Pelo caminho, o negociador chefe da UE tentou “desdramatizar” a possibilidade de o backstop aplicado à Irlanda do Norte traduzir, na prática, uma fronteira no meio do país, com sistemas diferentes. “Estamos a clarificar quais os produtos que, chegando à Irlanda do Norte vindos do resto do Reino Unido, teriam de ser inspecionados e onde, quando e por quem esses controlos poderiam ser feitos”, assegurou Michel Barnier. “A UE respeita a integridade territorial do Reino Unido, acrescentou, esperando que os dois lados “consigam encontrar uma posição na qual este backstop melhorado seja aceitável”.
A ameaça de independência
Não será por acaso que se diz que Leo Varadkar, o primeiro-ministro da República da Irlanda, é o primeiro governante naquela posição a tratar a Irlanda do Norte apenas como “Irlanda”. É ele um dos principais opositores de uma saída do Reino Unido sem acordo ou da reposição de uma fronteira física, por saber que o caminho de paz e cooperação feito entre os dois territórios é importante demais para que tudo se perca às mãos do Brexit. Foi essa, de resto, a mensagem reforçada pelo ministro dos Negócios Estrangeiros da República da Irlanda ainda esta semana, dias antes de mais uma cimeira decisiva. “Temos de insistir num mecanismo de proteção para a ilha da Irlanda e as duas jurisdições aí presentes, garantindo que o que construímos nos últimos 20 anos — desde o acordo para o processo de paz, que prevê um comércio normal e sem atrito entre as comunidades — não é prejudicado”, disse Simon Coveney à Euronews.

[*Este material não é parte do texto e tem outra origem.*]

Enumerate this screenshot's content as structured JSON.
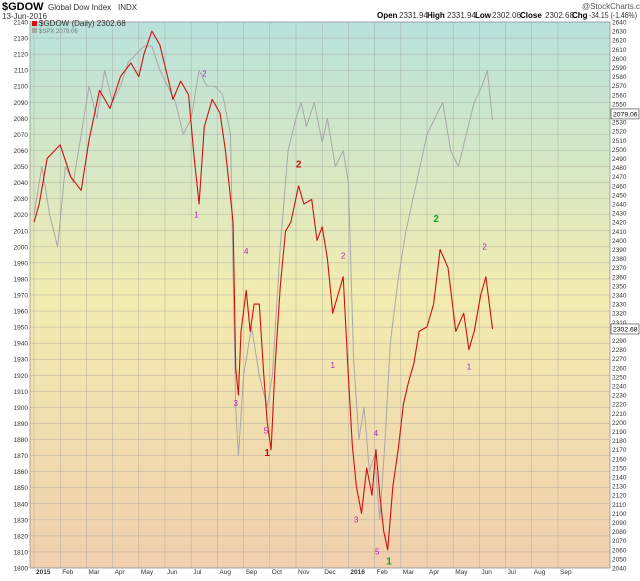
{
  "header": {
    "symbol": "$GDOW",
    "name": "Global Dow Index",
    "exchange": "INDX",
    "brand": "@StockCharts.com",
    "date": "13-Jun-2016",
    "open_label": "Open",
    "open": "2331.94",
    "high_label": "High",
    "high": "2331.94",
    "low_label": "Low",
    "low": "2302.06",
    "close_label": "Close",
    "close": "2302.68",
    "chg_label": "Chg",
    "chg": "-34.15 (-1.46%)",
    "legend_gdow": "$GDOW (Daily) 2302.68",
    "legend_spx": "$SPX 2079.06"
  },
  "colors": {
    "gdow": "#d01010",
    "spx": "#a8a8a8",
    "bg_top": "#b9e2dc",
    "bg_mid": "#f2ecb0",
    "bg_bottom": "#f0cfae",
    "wave_purple": "#b020c0",
    "wave_red": "#d01010",
    "wave_green": "#20a020"
  },
  "chart_data": {
    "type": "line",
    "left_axis": {
      "min": 1800,
      "max": 2140,
      "step": 10
    },
    "right_axis": {
      "min": 2040,
      "max": 2640,
      "step": 10
    },
    "x_ticks": [
      "2015",
      "Feb",
      "Mar",
      "Apr",
      "May",
      "Jun",
      "Jul",
      "Aug",
      "Sep",
      "Oct",
      "Nov",
      "Dec",
      "2016",
      "Feb",
      "Mar",
      "Apr",
      "May",
      "Jun",
      "Jul",
      "Aug",
      "Sep"
    ],
    "last_labels": {
      "spx": "2079.06",
      "gdow": "2302.68"
    },
    "series": [
      {
        "name": "$GDOW",
        "axis": "right",
        "values": [
          [
            0,
            2420
          ],
          [
            0.2,
            2440
          ],
          [
            0.5,
            2490
          ],
          [
            1,
            2505
          ],
          [
            1.4,
            2470
          ],
          [
            1.8,
            2455
          ],
          [
            2.1,
            2510
          ],
          [
            2.5,
            2565
          ],
          [
            2.9,
            2545
          ],
          [
            3.3,
            2580
          ],
          [
            3.7,
            2595
          ],
          [
            4,
            2580
          ],
          [
            4.2,
            2605
          ],
          [
            4.5,
            2630
          ],
          [
            4.8,
            2615
          ],
          [
            5.1,
            2580
          ],
          [
            5.3,
            2555
          ],
          [
            5.6,
            2575
          ],
          [
            5.9,
            2560
          ],
          [
            6.1,
            2495
          ],
          [
            6.3,
            2440
          ],
          [
            6.5,
            2525
          ],
          [
            6.8,
            2555
          ],
          [
            7.1,
            2540
          ],
          [
            7.3,
            2500
          ],
          [
            7.6,
            2420
          ],
          [
            7.7,
            2260
          ],
          [
            7.8,
            2230
          ],
          [
            7.9,
            2300
          ],
          [
            8.1,
            2345
          ],
          [
            8.25,
            2300
          ],
          [
            8.4,
            2330
          ],
          [
            8.6,
            2330
          ],
          [
            8.75,
            2260
          ],
          [
            8.9,
            2200
          ],
          [
            9.05,
            2170
          ],
          [
            9.2,
            2260
          ],
          [
            9.4,
            2350
          ],
          [
            9.6,
            2410
          ],
          [
            9.8,
            2420
          ],
          [
            10.1,
            2460
          ],
          [
            10.3,
            2440
          ],
          [
            10.6,
            2445
          ],
          [
            10.8,
            2400
          ],
          [
            11,
            2415
          ],
          [
            11.2,
            2380
          ],
          [
            11.4,
            2320
          ],
          [
            11.6,
            2340
          ],
          [
            11.8,
            2360
          ],
          [
            11.9,
            2305
          ],
          [
            12,
            2250
          ],
          [
            12.15,
            2175
          ],
          [
            12.3,
            2130
          ],
          [
            12.5,
            2100
          ],
          [
            12.7,
            2150
          ],
          [
            12.9,
            2120
          ],
          [
            13.05,
            2170
          ],
          [
            13.2,
            2120
          ],
          [
            13.35,
            2080
          ],
          [
            13.5,
            2060
          ],
          [
            13.7,
            2130
          ],
          [
            13.9,
            2170
          ],
          [
            14.1,
            2220
          ],
          [
            14.3,
            2245
          ],
          [
            14.5,
            2265
          ],
          [
            14.7,
            2300
          ],
          [
            15,
            2305
          ],
          [
            15.25,
            2330
          ],
          [
            15.5,
            2390
          ],
          [
            15.8,
            2370
          ],
          [
            16.1,
            2300
          ],
          [
            16.4,
            2320
          ],
          [
            16.6,
            2280
          ],
          [
            16.8,
            2300
          ],
          [
            17.05,
            2340
          ],
          [
            17.25,
            2360
          ],
          [
            17.5,
            2302.68
          ]
        ]
      },
      {
        "name": "$SPX",
        "axis": "left",
        "values": [
          [
            0,
            2020
          ],
          [
            0.3,
            2050
          ],
          [
            0.6,
            2020
          ],
          [
            0.9,
            2000
          ],
          [
            1.2,
            2050
          ],
          [
            1.5,
            2040
          ],
          [
            1.8,
            2070
          ],
          [
            2.1,
            2100
          ],
          [
            2.4,
            2080
          ],
          [
            2.7,
            2110
          ],
          [
            3,
            2090
          ],
          [
            3.3,
            2100
          ],
          [
            3.6,
            2115
          ],
          [
            3.9,
            2120
          ],
          [
            4.2,
            2125
          ],
          [
            4.5,
            2125
          ],
          [
            4.8,
            2110
          ],
          [
            5.1,
            2100
          ],
          [
            5.4,
            2090
          ],
          [
            5.7,
            2070
          ],
          [
            6,
            2080
          ],
          [
            6.3,
            2110
          ],
          [
            6.6,
            2100
          ],
          [
            6.9,
            2100
          ],
          [
            7.2,
            2095
          ],
          [
            7.5,
            2070
          ],
          [
            7.7,
            1900
          ],
          [
            7.8,
            1870
          ],
          [
            8,
            1920
          ],
          [
            8.3,
            1950
          ],
          [
            8.6,
            1920
          ],
          [
            8.9,
            1900
          ],
          [
            9.1,
            1920
          ],
          [
            9.4,
            2000
          ],
          [
            9.7,
            2060
          ],
          [
            10,
            2080
          ],
          [
            10.2,
            2090
          ],
          [
            10.4,
            2075
          ],
          [
            10.7,
            2090
          ],
          [
            11,
            2065
          ],
          [
            11.2,
            2080
          ],
          [
            11.5,
            2050
          ],
          [
            11.8,
            2060
          ],
          [
            12,
            2040
          ],
          [
            12.2,
            1930
          ],
          [
            12.4,
            1880
          ],
          [
            12.6,
            1900
          ],
          [
            12.8,
            1860
          ],
          [
            13,
            1870
          ],
          [
            13.2,
            1830
          ],
          [
            13.4,
            1880
          ],
          [
            13.6,
            1940
          ],
          [
            13.9,
            1980
          ],
          [
            14.2,
            2010
          ],
          [
            14.6,
            2040
          ],
          [
            15,
            2070
          ],
          [
            15.3,
            2080
          ],
          [
            15.6,
            2090
          ],
          [
            15.9,
            2060
          ],
          [
            16.2,
            2050
          ],
          [
            16.5,
            2070
          ],
          [
            16.8,
            2090
          ],
          [
            17.1,
            2100
          ],
          [
            17.3,
            2110
          ],
          [
            17.5,
            2079.06
          ]
        ]
      }
    ],
    "annotations": [
      {
        "text": "1",
        "color": "purple",
        "x": 6.2,
        "y": 2425
      },
      {
        "text": "2",
        "color": "purple",
        "x": 6.5,
        "y": 2580
      },
      {
        "text": "3",
        "color": "purple",
        "x": 7.7,
        "y": 2218
      },
      {
        "text": "4",
        "color": "purple",
        "x": 8.1,
        "y": 2385
      },
      {
        "text": "5",
        "color": "purple",
        "x": 8.85,
        "y": 2188
      },
      {
        "text": "1",
        "color": "red",
        "x": 8.9,
        "y": 2163
      },
      {
        "text": "2",
        "color": "red",
        "x": 10.1,
        "y": 2480
      },
      {
        "text": "1",
        "color": "purple",
        "x": 11.4,
        "y": 2260
      },
      {
        "text": "2",
        "color": "purple",
        "x": 11.8,
        "y": 2380
      },
      {
        "text": "3",
        "color": "purple",
        "x": 12.3,
        "y": 2090
      },
      {
        "text": "4",
        "color": "purple",
        "x": 13.05,
        "y": 2185
      },
      {
        "text": "5",
        "color": "purple",
        "x": 13.1,
        "y": 2055
      },
      {
        "text": "1",
        "color": "green",
        "x": 13.55,
        "y": 2044
      },
      {
        "text": "2",
        "color": "green",
        "x": 15.35,
        "y": 2420
      },
      {
        "text": "1",
        "color": "purple",
        "x": 16.6,
        "y": 2258
      },
      {
        "text": "2",
        "color": "purple",
        "x": 17.2,
        "y": 2390
      }
    ]
  }
}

Do outro lado, na Irlanda do Norte, essa certeza é levada ainda mais longe. Depois de Donald Tusk ter vindo dizer que a possibilidade de não haver qualquer acordo para o Brexit era cada vez maior e de os receios de um “no deal” terem ganhado corpo, o partido republicano Sinn Fein deixou claro que, nesse caso, será obrigatório avançar para um referendo sobre a independência da Irlanda do Norte. Depois de uma reunião com Theresa May, na segunda-feira passada, Mary Lou McDonald, a líder do partido, disse que uma fronteira física e formal “seria tão prejudicial para a paz e a prosperidade da ilha da Irlanda, que os irlandeses não poderiam apenas ficar sentados e permitir que acontecesse” e que se, “por acidente ou decisão”, isso vier a acontecer “a sra. May ou quem estiver no n.º 10 [de Downing Street] terá de entender que a questão constitucional terá de ser colocada perante o povo”. McDonald referia-se ao princípio da autodeterminação da República da Irlanda, que ficou fixado no Acordo de Sexta-feira Santa e que permite a possibilidade de uma reunificação da ilha, caso a maioria da população assim o decida.
Em tese, esse ponto — e os outros impasses no acordo para o Brexit — deveriam estar decididos nas próximas semanas. No calendário previsto, o acordo final seria fechado em novembro, para depois ser votado pelo parlamento britânico, a que se seguiria a ratificação pelos outros 27 Estados-membros. Haverá, ainda assim, margem até 13 de dezembro, dia para que está marcada uma nova cimeira. Será, contudo, sempre em contra-relógio. Às 11 de noite do dia 29 de março, com ou sem acordo, o Reino Unido deixa de fazer parte da União Europeia.